Take the parable of the prodigal son as an example. If the story were designed to give caution or advice on how to behave properly, the ending would certainly have been different, wouldn’t it? If the goal was to instruct young men to not be disrespectful of their parents, wasteful of their inheritance, and to be leery of big cities and being away from family, much like Red’s story teaches one to be wary of the woods, deceptive people and the dangers of not obeying your mother, then the good son would have been the one to receive the great banquet at the end! The errant son would have had to live in the stables or be the good son’s servant because after all, the prodigal son is the villain of the story. He is the lone wolf who takes advantage of his father, wastes his inheritance, and abandons all who love him. If it were a Grimms Fairytale, he might have to dance in red hot iron shoes or end his life as a blind beggar.

But that isn’t how it ends. In fact, none of that sort of thing happens at all. The prodigal gets the banquet and the other son, that is to say the GOOD son, is indignant because of what he perceives as a slight to him. This is not a fairy tale.

The truth is that in the end, as much as we want to believe ourselves to be good sons, little girls in red hoods picking flowers, and innocent senior citizens whose vulnerability is preyed upon by THEM, just as often, and perhaps more often than we ever want to admit, we are Big Bad Wolves. We are simul iustus et peccator–simultaneously saint and sinner–all at once child and wolf. And I believe God cares about the wolves, too. In a sense, that’s what many of Jesus’ parables tell us. God cares about those whom we don’t, whether it’s the small and forgotten, the unwanted women washing his feet, or the bullies and centurions and giants and ogres and wolves among us. Actually, God cares about all of us, when we are any and all of these things. So, perhaps God isn’t like the woodsman who slayed the wolf as much as he is the parent welcoming home the beloved and lost lone wolf child, not to a fairy tale world but to a world made new.

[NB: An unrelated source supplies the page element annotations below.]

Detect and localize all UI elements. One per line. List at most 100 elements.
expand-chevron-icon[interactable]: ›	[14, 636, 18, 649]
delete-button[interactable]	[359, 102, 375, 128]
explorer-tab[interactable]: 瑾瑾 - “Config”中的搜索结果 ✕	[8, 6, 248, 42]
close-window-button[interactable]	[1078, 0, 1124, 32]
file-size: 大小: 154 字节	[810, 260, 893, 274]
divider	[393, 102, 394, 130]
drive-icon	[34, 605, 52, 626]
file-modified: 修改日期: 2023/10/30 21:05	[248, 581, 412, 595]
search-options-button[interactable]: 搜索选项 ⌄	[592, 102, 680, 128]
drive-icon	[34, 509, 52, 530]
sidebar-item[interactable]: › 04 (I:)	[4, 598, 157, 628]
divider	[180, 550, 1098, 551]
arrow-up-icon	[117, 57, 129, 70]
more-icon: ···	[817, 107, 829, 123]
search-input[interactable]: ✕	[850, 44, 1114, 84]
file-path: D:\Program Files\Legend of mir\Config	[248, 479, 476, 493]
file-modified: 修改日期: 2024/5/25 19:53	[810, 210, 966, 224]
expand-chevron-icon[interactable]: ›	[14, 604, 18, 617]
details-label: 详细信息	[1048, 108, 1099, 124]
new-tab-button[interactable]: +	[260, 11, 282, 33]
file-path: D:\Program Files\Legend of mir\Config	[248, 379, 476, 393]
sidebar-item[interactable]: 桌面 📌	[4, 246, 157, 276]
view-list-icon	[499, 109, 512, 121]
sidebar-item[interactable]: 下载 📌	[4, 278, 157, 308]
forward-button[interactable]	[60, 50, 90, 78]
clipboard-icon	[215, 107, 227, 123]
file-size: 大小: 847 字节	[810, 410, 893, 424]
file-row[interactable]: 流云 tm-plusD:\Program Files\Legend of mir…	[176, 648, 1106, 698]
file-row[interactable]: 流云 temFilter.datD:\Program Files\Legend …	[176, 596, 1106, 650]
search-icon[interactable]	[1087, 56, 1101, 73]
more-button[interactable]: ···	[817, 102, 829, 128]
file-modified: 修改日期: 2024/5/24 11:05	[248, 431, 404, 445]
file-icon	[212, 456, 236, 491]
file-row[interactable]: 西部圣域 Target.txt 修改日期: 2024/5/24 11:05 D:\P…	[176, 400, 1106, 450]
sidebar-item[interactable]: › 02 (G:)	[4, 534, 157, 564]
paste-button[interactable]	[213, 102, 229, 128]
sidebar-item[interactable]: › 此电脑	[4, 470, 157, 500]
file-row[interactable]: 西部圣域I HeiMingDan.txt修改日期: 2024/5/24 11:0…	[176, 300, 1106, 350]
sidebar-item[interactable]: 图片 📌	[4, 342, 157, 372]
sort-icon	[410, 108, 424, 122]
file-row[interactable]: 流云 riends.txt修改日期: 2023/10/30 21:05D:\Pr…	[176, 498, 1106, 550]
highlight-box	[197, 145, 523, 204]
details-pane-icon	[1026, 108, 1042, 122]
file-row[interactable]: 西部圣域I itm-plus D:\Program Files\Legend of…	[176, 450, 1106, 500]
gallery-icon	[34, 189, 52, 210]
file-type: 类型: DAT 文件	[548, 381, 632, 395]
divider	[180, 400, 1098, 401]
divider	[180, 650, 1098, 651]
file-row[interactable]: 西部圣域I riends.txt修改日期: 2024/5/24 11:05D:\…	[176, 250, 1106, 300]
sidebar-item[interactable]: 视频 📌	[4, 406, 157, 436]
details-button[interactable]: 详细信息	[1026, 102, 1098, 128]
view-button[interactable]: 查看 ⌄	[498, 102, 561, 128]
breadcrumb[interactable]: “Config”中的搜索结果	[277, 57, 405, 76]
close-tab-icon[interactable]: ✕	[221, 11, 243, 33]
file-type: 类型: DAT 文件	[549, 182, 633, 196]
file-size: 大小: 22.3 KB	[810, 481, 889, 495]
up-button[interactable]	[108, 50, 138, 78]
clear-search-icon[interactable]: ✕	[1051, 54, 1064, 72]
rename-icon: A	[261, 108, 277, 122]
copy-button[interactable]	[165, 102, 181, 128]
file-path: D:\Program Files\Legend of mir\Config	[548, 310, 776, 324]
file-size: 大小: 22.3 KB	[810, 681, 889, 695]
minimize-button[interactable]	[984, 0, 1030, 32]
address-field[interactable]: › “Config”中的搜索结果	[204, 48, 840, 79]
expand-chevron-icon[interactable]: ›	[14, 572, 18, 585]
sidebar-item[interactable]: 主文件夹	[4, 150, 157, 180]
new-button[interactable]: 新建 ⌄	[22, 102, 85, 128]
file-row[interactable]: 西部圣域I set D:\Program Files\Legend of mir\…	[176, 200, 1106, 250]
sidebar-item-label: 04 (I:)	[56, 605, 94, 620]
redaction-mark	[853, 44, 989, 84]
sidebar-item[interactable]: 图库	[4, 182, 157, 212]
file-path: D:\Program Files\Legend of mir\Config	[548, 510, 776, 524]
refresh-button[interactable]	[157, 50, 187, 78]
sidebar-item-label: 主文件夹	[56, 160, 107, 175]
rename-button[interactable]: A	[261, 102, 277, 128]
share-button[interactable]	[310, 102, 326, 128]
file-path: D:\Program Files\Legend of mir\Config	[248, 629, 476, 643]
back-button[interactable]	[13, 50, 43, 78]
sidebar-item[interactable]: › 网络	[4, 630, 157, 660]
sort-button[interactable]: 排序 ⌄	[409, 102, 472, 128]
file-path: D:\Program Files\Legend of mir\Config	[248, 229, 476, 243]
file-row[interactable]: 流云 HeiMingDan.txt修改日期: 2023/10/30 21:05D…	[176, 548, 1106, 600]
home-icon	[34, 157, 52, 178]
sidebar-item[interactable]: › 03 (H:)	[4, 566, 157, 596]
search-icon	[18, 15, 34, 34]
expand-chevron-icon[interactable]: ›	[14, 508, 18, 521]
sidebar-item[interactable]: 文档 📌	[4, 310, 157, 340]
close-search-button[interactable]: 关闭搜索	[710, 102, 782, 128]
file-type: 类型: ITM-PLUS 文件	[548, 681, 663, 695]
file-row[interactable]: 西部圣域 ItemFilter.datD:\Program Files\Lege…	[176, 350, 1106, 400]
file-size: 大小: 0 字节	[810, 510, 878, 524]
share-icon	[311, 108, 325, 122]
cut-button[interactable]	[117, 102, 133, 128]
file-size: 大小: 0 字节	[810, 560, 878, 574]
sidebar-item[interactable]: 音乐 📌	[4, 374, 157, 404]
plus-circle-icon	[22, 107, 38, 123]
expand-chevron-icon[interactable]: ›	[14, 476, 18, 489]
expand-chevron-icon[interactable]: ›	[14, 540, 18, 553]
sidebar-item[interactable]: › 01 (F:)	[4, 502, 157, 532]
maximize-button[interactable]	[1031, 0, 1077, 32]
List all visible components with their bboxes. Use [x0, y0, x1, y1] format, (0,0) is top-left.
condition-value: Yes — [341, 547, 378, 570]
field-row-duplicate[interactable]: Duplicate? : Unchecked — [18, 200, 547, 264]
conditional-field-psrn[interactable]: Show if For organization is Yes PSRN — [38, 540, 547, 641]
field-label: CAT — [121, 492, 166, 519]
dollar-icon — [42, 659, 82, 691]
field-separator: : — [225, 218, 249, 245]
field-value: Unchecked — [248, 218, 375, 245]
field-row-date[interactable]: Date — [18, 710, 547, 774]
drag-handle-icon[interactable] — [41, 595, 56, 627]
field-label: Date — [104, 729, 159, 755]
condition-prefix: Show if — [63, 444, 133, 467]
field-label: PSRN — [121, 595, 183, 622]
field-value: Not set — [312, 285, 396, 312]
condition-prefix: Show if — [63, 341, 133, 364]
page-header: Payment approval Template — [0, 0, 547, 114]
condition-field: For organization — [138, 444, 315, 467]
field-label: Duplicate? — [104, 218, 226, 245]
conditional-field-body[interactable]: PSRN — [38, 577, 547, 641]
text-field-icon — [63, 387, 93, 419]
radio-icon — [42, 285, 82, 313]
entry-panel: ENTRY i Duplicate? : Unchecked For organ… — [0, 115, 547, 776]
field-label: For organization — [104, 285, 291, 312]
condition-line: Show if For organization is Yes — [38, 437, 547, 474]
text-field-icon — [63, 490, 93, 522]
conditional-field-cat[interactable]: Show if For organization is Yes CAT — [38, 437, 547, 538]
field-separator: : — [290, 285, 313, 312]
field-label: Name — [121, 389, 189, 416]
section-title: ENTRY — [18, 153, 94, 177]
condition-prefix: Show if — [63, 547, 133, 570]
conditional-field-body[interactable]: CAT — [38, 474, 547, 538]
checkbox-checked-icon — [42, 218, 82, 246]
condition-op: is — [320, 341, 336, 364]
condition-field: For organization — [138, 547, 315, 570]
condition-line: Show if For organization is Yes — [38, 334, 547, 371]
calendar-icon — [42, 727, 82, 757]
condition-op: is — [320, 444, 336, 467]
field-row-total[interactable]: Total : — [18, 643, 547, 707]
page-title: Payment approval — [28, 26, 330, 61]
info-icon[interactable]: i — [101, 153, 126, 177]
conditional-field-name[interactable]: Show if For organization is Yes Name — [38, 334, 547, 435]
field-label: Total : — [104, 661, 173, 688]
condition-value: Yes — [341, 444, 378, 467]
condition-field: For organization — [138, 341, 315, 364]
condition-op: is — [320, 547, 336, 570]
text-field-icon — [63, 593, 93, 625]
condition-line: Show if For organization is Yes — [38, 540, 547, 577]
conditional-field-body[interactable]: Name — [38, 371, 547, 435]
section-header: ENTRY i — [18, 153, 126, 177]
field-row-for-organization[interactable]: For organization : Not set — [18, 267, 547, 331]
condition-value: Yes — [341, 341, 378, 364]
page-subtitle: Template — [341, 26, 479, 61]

“Last of all, as to one untimely born, he appeared also to me. For I am the least of the apostles, unfit to be called an apostle, because I persecuted the church of God. But by the grace of God I am what I am, and his grace toward me has not been in vain. On the contrary, I worked harder than any of them—though it was not I, but the grace of God that is with me.”—St Paul, formerly Saul the Wolf, in his first letter to the church at Corinth.